In appreciation for their continued diligence, I wanted to publicly recommend the following vendors. Each offer great products and have provided great customer service to me over the years. I should mention that this list is incomplete as no doubt there are many who have provided me great service along the way which included telling me that their product would not be the best option for me. Some of these vendors, without prompting, even provided me their products for free when I described to them an idea I had as they too were equally interested in the various uses and durability of their product. With that said though, I also must admit a complete lack of sharpness in my own mind, a fact my wife reminds me of with some frequency, and therefore others of equal merit were simply forgotten at the time of this posting:

Backpacking Light –
Gossamer Gear –
Mountain Laurel Designs –
Six Moon Designs –
Titanium Goat –
Brass Lite –
Bushbuddy -
Feathered Friends –
Anti-Gravity Gear -
Ultralight Backpacking Equipment -
Granite Gear –
Western Mountaineering -
Wild Things Gear –
GoLite –
McHale Packs -
Adventure Medical Kits -

Now that I've got my holly-jolly all geared up, I wanted to wish everyone who spends even just a few seconds every now and then reading my rants a big ole THANKS and Merry CHRISTmas!


samh said...

On behalf of Backpacking Light let me say thank you for your support. We are backpackers and we love to serve our fellow backpackers.

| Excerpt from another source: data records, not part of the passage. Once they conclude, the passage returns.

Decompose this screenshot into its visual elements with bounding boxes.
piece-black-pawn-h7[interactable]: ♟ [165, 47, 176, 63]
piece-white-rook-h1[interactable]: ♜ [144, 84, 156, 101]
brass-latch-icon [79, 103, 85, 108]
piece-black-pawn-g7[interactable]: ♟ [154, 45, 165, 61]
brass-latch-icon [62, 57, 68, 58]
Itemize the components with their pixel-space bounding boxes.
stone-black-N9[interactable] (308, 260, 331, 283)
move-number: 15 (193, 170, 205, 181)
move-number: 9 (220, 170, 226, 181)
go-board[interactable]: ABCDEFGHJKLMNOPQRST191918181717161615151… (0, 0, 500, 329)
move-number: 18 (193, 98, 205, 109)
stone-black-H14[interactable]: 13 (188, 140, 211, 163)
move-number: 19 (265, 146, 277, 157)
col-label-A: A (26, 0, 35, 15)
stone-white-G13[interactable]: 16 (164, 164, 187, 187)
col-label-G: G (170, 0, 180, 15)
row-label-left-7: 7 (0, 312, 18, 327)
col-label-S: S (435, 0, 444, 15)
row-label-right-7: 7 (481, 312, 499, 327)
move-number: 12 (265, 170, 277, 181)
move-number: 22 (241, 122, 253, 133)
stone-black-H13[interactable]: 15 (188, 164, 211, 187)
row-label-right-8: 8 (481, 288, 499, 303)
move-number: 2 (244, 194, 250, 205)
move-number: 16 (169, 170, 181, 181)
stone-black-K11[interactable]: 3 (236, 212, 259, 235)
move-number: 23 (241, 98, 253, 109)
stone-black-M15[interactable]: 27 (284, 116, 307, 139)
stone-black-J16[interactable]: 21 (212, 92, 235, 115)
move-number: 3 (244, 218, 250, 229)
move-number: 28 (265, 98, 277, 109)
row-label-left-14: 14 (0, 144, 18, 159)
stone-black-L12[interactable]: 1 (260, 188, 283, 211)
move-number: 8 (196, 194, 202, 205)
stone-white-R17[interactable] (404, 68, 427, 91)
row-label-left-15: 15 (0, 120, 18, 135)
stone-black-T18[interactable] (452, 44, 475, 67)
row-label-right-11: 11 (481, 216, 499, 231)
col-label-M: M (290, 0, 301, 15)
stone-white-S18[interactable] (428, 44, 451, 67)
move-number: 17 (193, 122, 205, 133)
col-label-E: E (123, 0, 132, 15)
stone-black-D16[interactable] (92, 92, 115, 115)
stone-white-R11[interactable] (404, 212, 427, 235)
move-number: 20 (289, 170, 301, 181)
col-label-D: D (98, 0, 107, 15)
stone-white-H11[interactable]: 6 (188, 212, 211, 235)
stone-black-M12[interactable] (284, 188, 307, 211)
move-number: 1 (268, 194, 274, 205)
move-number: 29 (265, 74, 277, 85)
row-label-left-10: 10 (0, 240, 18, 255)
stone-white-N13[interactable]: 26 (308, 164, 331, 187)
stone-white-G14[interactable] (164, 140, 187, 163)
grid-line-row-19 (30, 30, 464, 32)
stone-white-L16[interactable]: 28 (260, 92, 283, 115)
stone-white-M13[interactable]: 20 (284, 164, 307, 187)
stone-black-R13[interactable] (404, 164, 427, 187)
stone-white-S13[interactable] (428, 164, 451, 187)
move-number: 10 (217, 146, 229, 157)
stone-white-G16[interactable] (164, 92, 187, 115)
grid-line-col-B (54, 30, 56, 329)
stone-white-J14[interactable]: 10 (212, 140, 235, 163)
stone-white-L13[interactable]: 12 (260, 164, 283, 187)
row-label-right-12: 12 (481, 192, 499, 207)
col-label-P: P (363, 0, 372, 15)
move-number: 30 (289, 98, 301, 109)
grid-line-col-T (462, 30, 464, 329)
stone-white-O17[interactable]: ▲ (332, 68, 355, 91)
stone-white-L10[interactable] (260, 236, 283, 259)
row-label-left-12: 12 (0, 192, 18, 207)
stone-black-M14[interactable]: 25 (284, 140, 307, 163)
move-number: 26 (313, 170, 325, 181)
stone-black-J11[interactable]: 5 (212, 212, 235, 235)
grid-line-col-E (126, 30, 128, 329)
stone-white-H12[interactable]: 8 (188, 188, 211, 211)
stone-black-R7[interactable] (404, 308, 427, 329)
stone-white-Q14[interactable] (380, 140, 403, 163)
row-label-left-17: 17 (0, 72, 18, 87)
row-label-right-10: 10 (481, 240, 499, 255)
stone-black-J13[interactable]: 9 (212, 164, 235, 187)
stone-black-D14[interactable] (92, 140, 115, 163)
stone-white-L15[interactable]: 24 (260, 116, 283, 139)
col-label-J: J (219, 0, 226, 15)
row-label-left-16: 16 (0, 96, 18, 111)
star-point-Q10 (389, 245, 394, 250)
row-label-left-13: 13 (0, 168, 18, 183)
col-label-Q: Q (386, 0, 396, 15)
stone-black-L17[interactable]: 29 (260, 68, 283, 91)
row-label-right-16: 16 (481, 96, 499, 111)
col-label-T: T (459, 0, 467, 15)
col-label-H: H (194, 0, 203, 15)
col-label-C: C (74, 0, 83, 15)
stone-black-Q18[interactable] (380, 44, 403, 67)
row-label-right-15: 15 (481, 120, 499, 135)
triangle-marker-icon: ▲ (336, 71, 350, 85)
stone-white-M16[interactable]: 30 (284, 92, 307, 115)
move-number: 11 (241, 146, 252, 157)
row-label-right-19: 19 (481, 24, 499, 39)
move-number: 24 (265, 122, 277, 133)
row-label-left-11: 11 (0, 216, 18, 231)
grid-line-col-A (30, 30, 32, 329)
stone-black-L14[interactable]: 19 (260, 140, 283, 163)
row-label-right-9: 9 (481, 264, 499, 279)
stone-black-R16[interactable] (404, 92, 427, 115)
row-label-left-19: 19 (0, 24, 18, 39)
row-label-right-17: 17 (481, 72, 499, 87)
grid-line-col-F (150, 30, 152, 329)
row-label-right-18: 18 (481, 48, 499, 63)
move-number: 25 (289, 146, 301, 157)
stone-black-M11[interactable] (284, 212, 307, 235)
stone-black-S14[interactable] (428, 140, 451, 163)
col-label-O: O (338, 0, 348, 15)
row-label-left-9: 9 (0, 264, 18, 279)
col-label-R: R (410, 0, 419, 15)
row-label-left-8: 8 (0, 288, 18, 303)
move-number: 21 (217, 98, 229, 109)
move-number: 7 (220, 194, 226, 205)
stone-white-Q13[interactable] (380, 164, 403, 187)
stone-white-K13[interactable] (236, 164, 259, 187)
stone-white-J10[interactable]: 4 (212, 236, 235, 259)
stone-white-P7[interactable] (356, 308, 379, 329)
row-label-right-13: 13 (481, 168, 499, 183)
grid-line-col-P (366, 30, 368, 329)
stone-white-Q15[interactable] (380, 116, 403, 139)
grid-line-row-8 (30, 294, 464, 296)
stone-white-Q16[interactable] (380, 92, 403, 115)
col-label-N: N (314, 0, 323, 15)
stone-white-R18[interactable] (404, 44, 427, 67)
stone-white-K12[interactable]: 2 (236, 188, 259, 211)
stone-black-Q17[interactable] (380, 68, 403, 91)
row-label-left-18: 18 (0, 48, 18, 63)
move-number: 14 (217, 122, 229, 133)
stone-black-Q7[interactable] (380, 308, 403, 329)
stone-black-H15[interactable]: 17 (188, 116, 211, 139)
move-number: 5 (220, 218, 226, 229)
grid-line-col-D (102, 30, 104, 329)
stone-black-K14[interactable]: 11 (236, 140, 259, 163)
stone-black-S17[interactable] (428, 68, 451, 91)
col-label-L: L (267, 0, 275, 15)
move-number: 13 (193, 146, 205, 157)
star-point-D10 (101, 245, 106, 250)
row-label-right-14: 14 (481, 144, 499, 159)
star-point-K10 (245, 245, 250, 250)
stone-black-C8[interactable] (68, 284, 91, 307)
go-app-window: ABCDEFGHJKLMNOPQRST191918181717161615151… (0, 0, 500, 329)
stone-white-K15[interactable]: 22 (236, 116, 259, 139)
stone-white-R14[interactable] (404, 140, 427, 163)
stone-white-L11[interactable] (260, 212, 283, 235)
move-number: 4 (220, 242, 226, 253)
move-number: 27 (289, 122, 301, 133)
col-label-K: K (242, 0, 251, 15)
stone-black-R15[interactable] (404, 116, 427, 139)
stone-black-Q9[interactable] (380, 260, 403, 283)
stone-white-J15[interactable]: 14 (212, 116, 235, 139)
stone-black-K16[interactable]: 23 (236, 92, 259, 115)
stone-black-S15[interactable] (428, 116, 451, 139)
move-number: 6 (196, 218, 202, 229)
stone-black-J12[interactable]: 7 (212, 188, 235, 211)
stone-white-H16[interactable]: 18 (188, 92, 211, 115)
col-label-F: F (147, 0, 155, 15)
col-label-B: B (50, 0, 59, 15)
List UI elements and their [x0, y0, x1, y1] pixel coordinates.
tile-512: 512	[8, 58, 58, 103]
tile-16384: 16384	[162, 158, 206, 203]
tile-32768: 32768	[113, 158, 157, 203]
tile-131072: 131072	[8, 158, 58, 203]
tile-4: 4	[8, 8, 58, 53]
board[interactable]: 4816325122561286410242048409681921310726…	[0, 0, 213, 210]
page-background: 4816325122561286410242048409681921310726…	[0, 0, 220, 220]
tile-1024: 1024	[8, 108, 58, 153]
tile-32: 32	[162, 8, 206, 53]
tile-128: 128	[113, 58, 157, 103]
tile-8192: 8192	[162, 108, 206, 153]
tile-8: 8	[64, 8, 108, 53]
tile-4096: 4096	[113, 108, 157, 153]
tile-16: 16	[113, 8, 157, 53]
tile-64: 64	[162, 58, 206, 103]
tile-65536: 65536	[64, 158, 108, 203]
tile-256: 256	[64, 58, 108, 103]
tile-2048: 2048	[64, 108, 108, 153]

They are the lifeblood of our existence and help keep us on the trail. - Sam H

Philip Werner said...

McHale has some pretty interesting backpacking options, but I'm always overwhelmed when I go to their site. How do you decided what options to select?

Jolly Green Giant said...

Thanks BPL for checking in. Keep up the good work in leading this movement!

McHale's website is terribly confusing and hard to navigate - so much so that when I ordered a pack it was done 100% over the phone. The pack is well made, but quite honestly, it is a little too expensive and up to par with other less expensive packs already on the market (at least for the options I wanted). Generally speaking, at least for me, unless you're looking for something very unique, many off-the-shelf options will work just fine. He does make a good product though and is one of the few manufacturers in the marketplace which will customize your product 100% to your specs which is really a great service. After getting tired of paying other folds to make gear for me, lately I've been thinking about sewing some of my own stuff instead of just modifying things here and there. Course, this might not be worth the hassle, but it sure is intriguing. I'm not overly concerned about my sewing skills, more with the difficulty of obtaining the fabric that I want and making sure the pattern I make actually works for me.